Mari kita jujur: politik uang di Sarolangun tidak hanya mencolok; ia telah merusak integritas pemilu hingga ke akar-akarnya. Dalam setiap pilkada, kita menyaksikan calon-calon yang lebih sibuk menghitung amplop daripada visi dan misi. Kita berada dalam situasi di mana pemilih terpaksa menjual hak suaranya demi imbalan finansial.
Rendahnya pendidikan politik dan kesadaran masyarakat mempengaruhi situasi ini.
Banyak pemilih yang tidak memilah antara calon yang berkualitas dan yang sekadar menawarkan uang. Dalam suasana ini, pilihan yang diambil tidak mencerminkan harapan untuk perubahan, tetapi lebih pada kepentingan sesaat. Lebih parah lagi, praktik politik uang menciptakan ruang bagi korupsi yang lebih luas.
Calon-calon yang terpilih dengan cara ini merasa terikat untuk mengembalikan “investasi” yang telah mereka lakukan selama kampanye. Keputusan-keputusan yang diambil cenderung berpihak kepada para penyokong mereka, bukan untuk kepentingan publik. Ketika politik uang menjadi patokan, dampaknya tidak hanya terasa pada pemilu.
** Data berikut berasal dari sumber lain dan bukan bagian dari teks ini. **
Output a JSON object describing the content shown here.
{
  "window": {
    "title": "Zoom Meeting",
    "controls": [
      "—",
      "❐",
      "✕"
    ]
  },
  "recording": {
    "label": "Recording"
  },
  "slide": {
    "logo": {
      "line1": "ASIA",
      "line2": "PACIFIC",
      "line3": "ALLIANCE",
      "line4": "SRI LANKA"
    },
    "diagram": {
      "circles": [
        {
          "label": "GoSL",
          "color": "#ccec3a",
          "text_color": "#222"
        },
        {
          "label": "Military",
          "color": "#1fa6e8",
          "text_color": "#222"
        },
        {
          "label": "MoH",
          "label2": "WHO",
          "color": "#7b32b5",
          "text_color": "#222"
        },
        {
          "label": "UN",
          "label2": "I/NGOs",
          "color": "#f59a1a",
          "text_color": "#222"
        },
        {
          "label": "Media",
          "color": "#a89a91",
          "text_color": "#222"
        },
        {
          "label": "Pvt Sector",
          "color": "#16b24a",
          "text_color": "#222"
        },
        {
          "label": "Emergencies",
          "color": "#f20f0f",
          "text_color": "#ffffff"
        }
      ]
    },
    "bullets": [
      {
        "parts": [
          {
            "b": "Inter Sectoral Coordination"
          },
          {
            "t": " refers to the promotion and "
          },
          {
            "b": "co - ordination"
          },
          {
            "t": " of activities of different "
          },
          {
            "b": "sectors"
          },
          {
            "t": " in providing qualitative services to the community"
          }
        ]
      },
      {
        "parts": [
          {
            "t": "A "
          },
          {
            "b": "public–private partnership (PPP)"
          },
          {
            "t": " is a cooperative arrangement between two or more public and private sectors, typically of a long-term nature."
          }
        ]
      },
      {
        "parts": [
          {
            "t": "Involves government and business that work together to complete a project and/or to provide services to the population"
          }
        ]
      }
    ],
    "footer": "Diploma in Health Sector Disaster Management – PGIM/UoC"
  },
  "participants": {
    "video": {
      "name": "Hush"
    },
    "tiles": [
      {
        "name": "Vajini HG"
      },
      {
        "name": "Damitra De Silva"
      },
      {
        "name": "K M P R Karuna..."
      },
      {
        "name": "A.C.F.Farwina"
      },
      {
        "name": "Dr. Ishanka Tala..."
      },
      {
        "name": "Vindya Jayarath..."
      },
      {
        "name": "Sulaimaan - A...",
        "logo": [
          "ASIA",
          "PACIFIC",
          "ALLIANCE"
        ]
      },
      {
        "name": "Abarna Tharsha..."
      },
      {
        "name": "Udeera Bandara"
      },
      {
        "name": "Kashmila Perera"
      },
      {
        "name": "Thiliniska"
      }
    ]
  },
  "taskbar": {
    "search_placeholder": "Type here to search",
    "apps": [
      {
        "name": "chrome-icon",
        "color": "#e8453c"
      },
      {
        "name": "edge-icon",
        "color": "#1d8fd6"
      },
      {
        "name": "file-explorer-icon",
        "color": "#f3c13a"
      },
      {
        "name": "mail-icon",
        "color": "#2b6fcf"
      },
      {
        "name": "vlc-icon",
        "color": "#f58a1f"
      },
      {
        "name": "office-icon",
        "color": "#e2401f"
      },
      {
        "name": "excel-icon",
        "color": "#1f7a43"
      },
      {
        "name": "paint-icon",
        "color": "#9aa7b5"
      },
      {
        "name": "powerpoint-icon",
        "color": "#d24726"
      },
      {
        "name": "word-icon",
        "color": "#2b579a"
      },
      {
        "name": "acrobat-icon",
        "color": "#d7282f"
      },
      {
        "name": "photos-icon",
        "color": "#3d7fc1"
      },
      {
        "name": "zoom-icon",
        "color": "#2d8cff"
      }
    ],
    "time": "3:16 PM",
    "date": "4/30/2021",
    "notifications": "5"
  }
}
Kita menciptakan budaya apatis di mana generasi mendatang tidak lagi percaya bahwa suara mereka dapat membawa perubahan. Jika kita tidak segera bertindak, kita akan menghadapi masyarakat yang enggan berpartisipasi dalam proses demokrasi, sehingga membiarkan kekuasaan terakumulasi di tangan segelintir orang yang lebih mementingkan kepentingan pribadi ketimbang kesejahteraan bersama.
Untuk mengubah keadaan ini, diperlukan kesadaran kolektif. Seluruh elemen masyarakat harus menilik bahwa suara mereka adalah alat yang sangat berpengaruh terhadap kebijakan kebijakan yang berdampak langsung kepada rakyat. Edukasi politik yang lebih mendalam perlu diberikan, bukan hanya menjelang pemilu, tetapi secara berkelanjutan. Kita perlu membangun pemilih yang cerdas, yang mampu menganalisis calon berdasarkan kinerja dan visi, bukan hanya iming-iming uang.
Dalam menghadapi Pilkada mendatang, saatnya kita untuk mengubah perspektif dan menyatukan visi untuk selalu bersuara tentang “negative money politics” Kita perlu mengembalikan martabat demokrasi di Sarolangun, menjadikannya tempat di mana suara rakyat dihargai dan pemimpin dipilih berdasarkan kualitas,
VOX POPULI VOX DEI, suara rakyat adalah suara Tuhan.